Even though I disagree with Arka’s conclusion, I still think it raises a good question: Are Americans who don’t actively resist the US government (by not paying taxes, moving to another country, etc.) moral cowards who are complicit in its crimes?

Like I said, I tend to disagree with this, for two reasons (implied in the passage above): 1) Because we don’t pay taxes voluntarily and the government does what it does regardless of whether we consent, and 2) I don’t think the average American is morally obligated to pay for Dick Cheney’s crimes.

Thinking Inside the Box

Apparently some of our leading lights have decided that “creativity” is as important as intelligence. That means, of course, that they have to devise more and better ways to quantify it, like everything else, because you can’t mine for a resource until you figure out where to start drilling, and schoolchildren are nothing if not little reservoirs of potential value to be tapped at the whims of “society, business and education.”

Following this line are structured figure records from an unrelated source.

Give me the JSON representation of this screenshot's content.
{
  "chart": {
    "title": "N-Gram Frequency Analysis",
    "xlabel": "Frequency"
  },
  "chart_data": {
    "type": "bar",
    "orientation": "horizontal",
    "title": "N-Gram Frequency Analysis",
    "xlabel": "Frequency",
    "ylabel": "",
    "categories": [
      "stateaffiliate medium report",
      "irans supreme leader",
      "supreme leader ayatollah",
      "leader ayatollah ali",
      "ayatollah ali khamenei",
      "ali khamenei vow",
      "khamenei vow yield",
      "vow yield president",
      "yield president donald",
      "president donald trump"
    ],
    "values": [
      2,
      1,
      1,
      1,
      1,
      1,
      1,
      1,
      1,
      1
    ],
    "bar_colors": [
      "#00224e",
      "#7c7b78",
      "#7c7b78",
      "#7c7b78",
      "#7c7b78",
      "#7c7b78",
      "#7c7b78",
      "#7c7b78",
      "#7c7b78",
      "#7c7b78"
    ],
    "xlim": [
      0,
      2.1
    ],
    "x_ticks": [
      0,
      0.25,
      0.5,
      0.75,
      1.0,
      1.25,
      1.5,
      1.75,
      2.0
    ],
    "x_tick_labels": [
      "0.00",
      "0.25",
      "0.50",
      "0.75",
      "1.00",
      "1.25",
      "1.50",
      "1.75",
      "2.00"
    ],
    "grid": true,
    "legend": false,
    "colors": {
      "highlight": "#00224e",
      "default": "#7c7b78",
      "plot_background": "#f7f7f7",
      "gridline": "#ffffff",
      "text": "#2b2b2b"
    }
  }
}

One of the test-makers made “an interesting discovery” while testing their test, though:

Elementary school kids scored better on it than high school kids did. “I think the expression that many people use is that the schools have a tendency to suck the creativity out of kids over time,” he says.

And that’s a problem — a problem that will require enormous creativity to solve.

I’m not sure if it demonstrates “enormous creativity” or not, but here’s a thought: If you’re looking for more creative kids, and more school tends to result in less creative kids, how about less school? Not likely to happen, I know. Something tells me it would be resisted as an example of “premature closure.” Instead, they’ll probably start teaching courses in creativity and bludgeon it out of them by the time they’re in third grade.